C’est avec la Révolution qu’est advenue la citoyenneté moderne, que l’égalité des droits et la souveraineté populaire ont été instaurées.
Nous sommes passés d’une société divisée en trois ordres, basé sur des privilèges, à une Nation, à une collectivité de citoyens, partageant droits et devoirs.
Chères concitoyennes, chers concitoyens, en ce jour de fête nationale, je souhaiterais rendre hommage à ces hommes et ces femmes de 1789 qui ont désiré une nation fondée sur l’unité et l’indivisibilité, au sein de laquelle chacun a sa place.
Ils ont conçu la démocratie comme la recherche du bien-être de tous.
La Révolution française a posé les fondements de la France contemporaine : citoyenneté, élections à tous les échelons et démocratie électorale.
La citoyenneté a été une réalité. En 1790 plus d’un million de postes électifs, maires, conseillers municipaux, conseillers généraux, furent créés.
En 10 ans, les électeurs furent appelés plus de 20 fois à voter.

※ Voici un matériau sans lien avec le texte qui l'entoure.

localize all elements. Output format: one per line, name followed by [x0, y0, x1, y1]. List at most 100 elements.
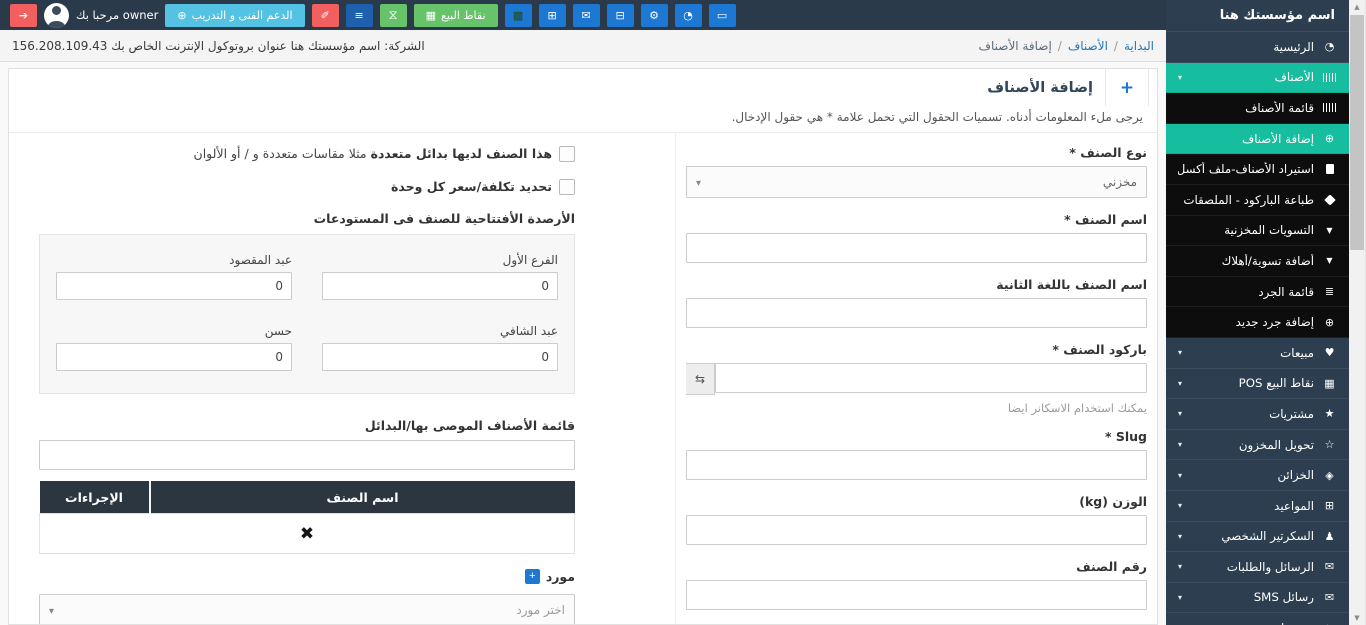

La Révolution a introduit l’individualisation du vote. Elle a été pionnière dans l’usage du bulletin secret.
Le vote demeure en droit français un acte volontaire et juridiquement facultatif.
Il est cependant un geste particulièrement chargé sur le plan civique et symbolique : un signe fort de socialisation et de politisation du citoyen par lequel il se saisit et décide des affaires publiques.
En juin dernier, appelés à élire leurs représentants des régions et des départements, les citoyens ont délaissé les urnes.
Taux d’abstention record !
Défiance, sentiment d’inutilité, déception, manque d’information… Les raisons invoquées par les électeurs sont nombreuses.
Nous vivons aujourd’hui une double fracture politique et sociale.
Les solutions à cette crise ne sont pas à chercher uniquement autour de la question du vote. 9

Bien sûr, faciliter le vote par des moyens électroniques, faciliter l’accès aux inscriptions sur les listes électorales sont peut-être utiles mais cela ne suffira pas à réconcilier les français avec la politique.
Par leurs nombreuses initiatives, individuelles ou collectives, l’implication des citoyens dans des formes diverses de démocratie participative ou directe, donne du sens aux valeurs républicaines de partage, de justice, de solidarité et de fraternité.
Ces nouvelles formes de mobilisation modifient les rapports entre élus et citoyens.
Elles illustrent un besoin d’agir face à l’urgence environnementale et aux inégalités sociales et territoriales.
Cette énergie ascendante peut être une opportunité pour nos territoires et notre démocratie. Alors saisissons la et travaillons ensemble.
C’est le voeu que je forme pour les temps à venir.